マーケットトレンド の イタリアの石油とガス 産業
市場を支配すると予想される中流セグメント
- 同国のエネルギー需要は主に天然ガスに依存している。天然ガスの国内生産量は2020年には約39億立方メートルとなり、2019年の46億立方メートルから減少した。メタンガスは、CNG駆動車の増加や、ガスベースの発電所による二酸化炭素排出のない発電のため、運輸と電力セクターで例外的に高い需要がある。
- 同国はロシアから燃料を輸入しているが、1つの外部供給源に対する高い信頼性と、メンテナンス問題によるロシアの輸入量の最近の変動により、同国は今後予定されている多くのLNGおよびパイプライン・プロジェクトを通じて需給ギャップを埋める必要に迫られている。
- 2021年7月、イタリアのエネルギー企業であるエネマルタ社とエニ社は、建設中の長期プロジェクトであるシチリア-マルタ・ガス・パイプラインを推進した。この159kmの海底パイプラインは、マルタのLNG基地とシチリア島、そしてイタリアの他のガスグリッドを結ぶ。この双方向パイプラインは1.2bcmの容量を持ち、2024年までに開通する予定である。
- 2020年夏、サルデーニャ・ガスパイプラインプロジェクトがイタリア環境省の承認を得た。南部のカリアリからポルト・トーレスまでの585kmのパイプラインは、スナムとソシエタ・ガスドッティ・イタリアの合弁会社であるエヌーラが提案したもので、6億ユーロの支出を伴う。このプロジェクトは2025年までに稼働する予定である。
- こうした動きから、予測期間中、中流部門のシェアが最も高くなると予想される。
再生可能エネルギーの成長が市場を抑制する見通し
- 再生可能エネルギー、特に発電と産業部門の急速な成長により、イタリアでは石油・ガス産業の成長が阻害されている。電力部門における再生可能エネルギーの割合は現在約25%で、将来的にはさらに増加すると予想されている。
- 同国は、エネルギー消費と電力消費の両方において、多くのクリーンエネルギー目標を設定している。国家統合エネルギー・気候計画によると、政府は2030年までに総エネルギー消費量に占める自然エネルギーの割合を30%、発電量に占める自然エネルギーの割合を55%にする意向だ。そのため、野心的な目標を達成するために多くのプロジェクトが列をなしている。
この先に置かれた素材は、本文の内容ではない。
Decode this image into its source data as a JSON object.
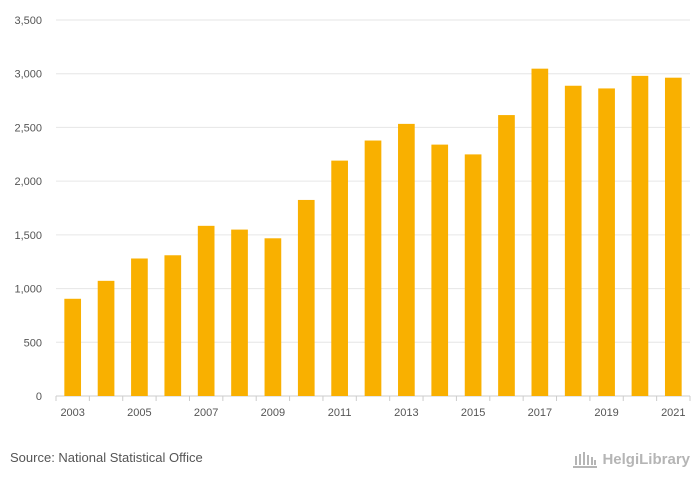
{
  "chart_data": {
    "type": "bar",
    "title": "",
    "xlabel": "",
    "ylabel": "",
    "categories": [
      "2003",
      "2004",
      "2005",
      "2006",
      "2007",
      "2008",
      "2009",
      "2010",
      "2011",
      "2012",
      "2013",
      "2014",
      "2015",
      "2016",
      "2017",
      "2018",
      "2019",
      "2020",
      "2021"
    ],
    "x_tick_labels": [
      "2003",
      "2005",
      "2007",
      "2009",
      "2011",
      "2013",
      "2015",
      "2017",
      "2019",
      "2021"
    ],
    "values": [
      905,
      1072,
      1280,
      1310,
      1584,
      1549,
      1468,
      1825,
      2191,
      2378,
      2533,
      2340,
      2249,
      2615,
      3047,
      2888,
      2863,
      2980,
      2963
    ],
    "ylim": [
      0,
      3500
    ],
    "y_ticks": [
      0,
      500,
      1000,
      1500,
      2000,
      2500,
      3000,
      3500
    ],
    "y_tick_labels": [
      "0",
      "500",
      "1,000",
      "1,500",
      "2,000",
      "2,500",
      "3,000",
      "3,500"
    ],
    "grid": true,
    "bar_color": "#F9B000"
  },
  "footer": {
    "source": "Source: National Statistical Office",
    "brand": "HelgiLibrary",
    "brand_icon": "library-building-icon"
  }
}
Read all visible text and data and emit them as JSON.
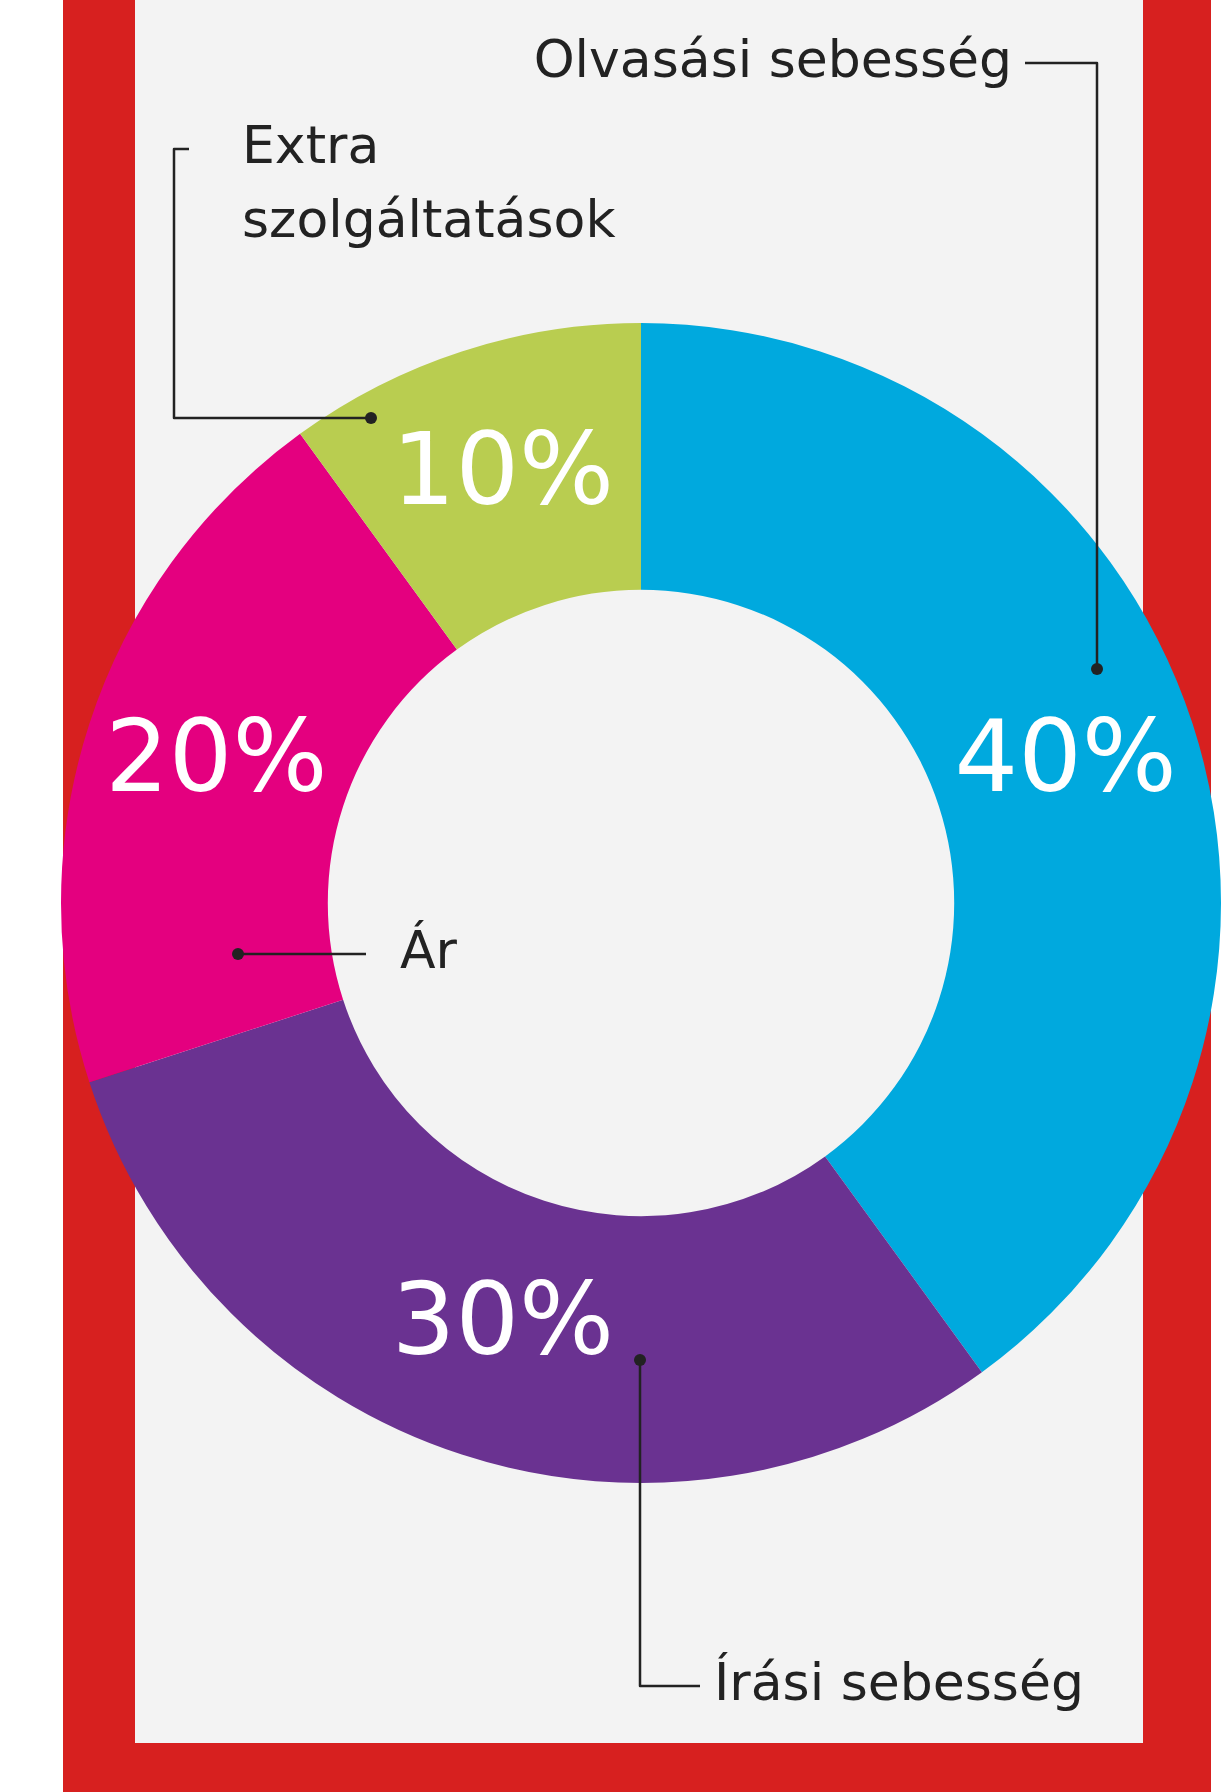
{
  "chart_data": {
    "type": "donut",
    "categories": [
      "Olvasási sebesség",
      "Írási sebesség",
      "Ár",
      "Extra szolgáltatások"
    ],
    "values": [
      40,
      30,
      20,
      10
    ],
    "colors": [
      "#00a9de",
      "#6a3291",
      "#e4007f",
      "#b9cd50"
    ],
    "value_labels": [
      "40%",
      "30%",
      "20%",
      "10%"
    ],
    "legend": false
  }
}
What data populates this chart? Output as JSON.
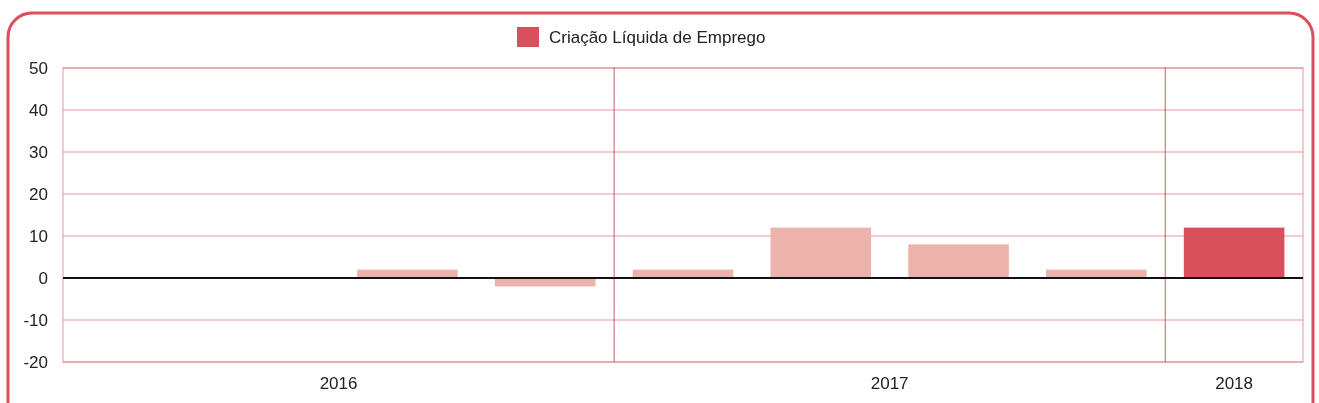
{
  "chart_data": {
    "type": "bar",
    "x": [
      2016.625,
      2016.875,
      2017.125,
      2017.375,
      2017.625,
      2017.875,
      2018.125
    ],
    "xlim": [
      2016,
      2018.25
    ],
    "xticks": [
      {
        "value": 2016.5,
        "label": "2016"
      },
      {
        "value": 2017.5,
        "label": "2017"
      },
      {
        "value": 2018.125,
        "label": "2018"
      }
    ],
    "series": [
      {
        "name": "Criação Líquida de Emprego",
        "color": "#d94f5c",
        "values": [
          2,
          -2,
          2,
          12,
          8,
          2,
          12
        ],
        "colors": [
          "#ecb3ad",
          "#ecb3ad",
          "#ecb3ad",
          "#ecb3ad",
          "#ecb3ad",
          "#ecb3ad",
          "#d94f5c"
        ]
      }
    ],
    "ylim": [
      -20,
      50
    ],
    "yticks": [
      -20,
      -10,
      0,
      10,
      20,
      30,
      40,
      50
    ],
    "grid": "y",
    "legend": "top",
    "ref_lines": [
      {
        "axis": "x",
        "value": 2017,
        "color": "#c0303f"
      },
      {
        "axis": "x",
        "value": 2018,
        "color": "#c0303f"
      }
    ]
  }
}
- 2022年1月、イタリア政府は第7回自然エネルギーオークションで710MWの太陽光発電容量を割り当てた。その中には、それぞれ10MW未満のソーラープロジェクト49件と、13.2MWから92.4MWまでのソーラーパーク11件が含まれている。プロジェクトは今後2年以内に開始される予定である。
- 2021年9月、イタリアのGSE(Gestore Dei Servizi Energetici)は、総容量3.3GWの再生可能エネルギー発電プロジェクトの入札を開始した。この調達プロセスを通じて、GSEは3,312MWの風力および太陽光発電設備の設置を計画している。これは、2030年までに5,000万kWの太陽光発電容量を設置するという主要プログラムの一環である。
- したがって、再生可能エネルギー分野の発展は、予測期間中の市場にとって大きな抑制要因となるだろう。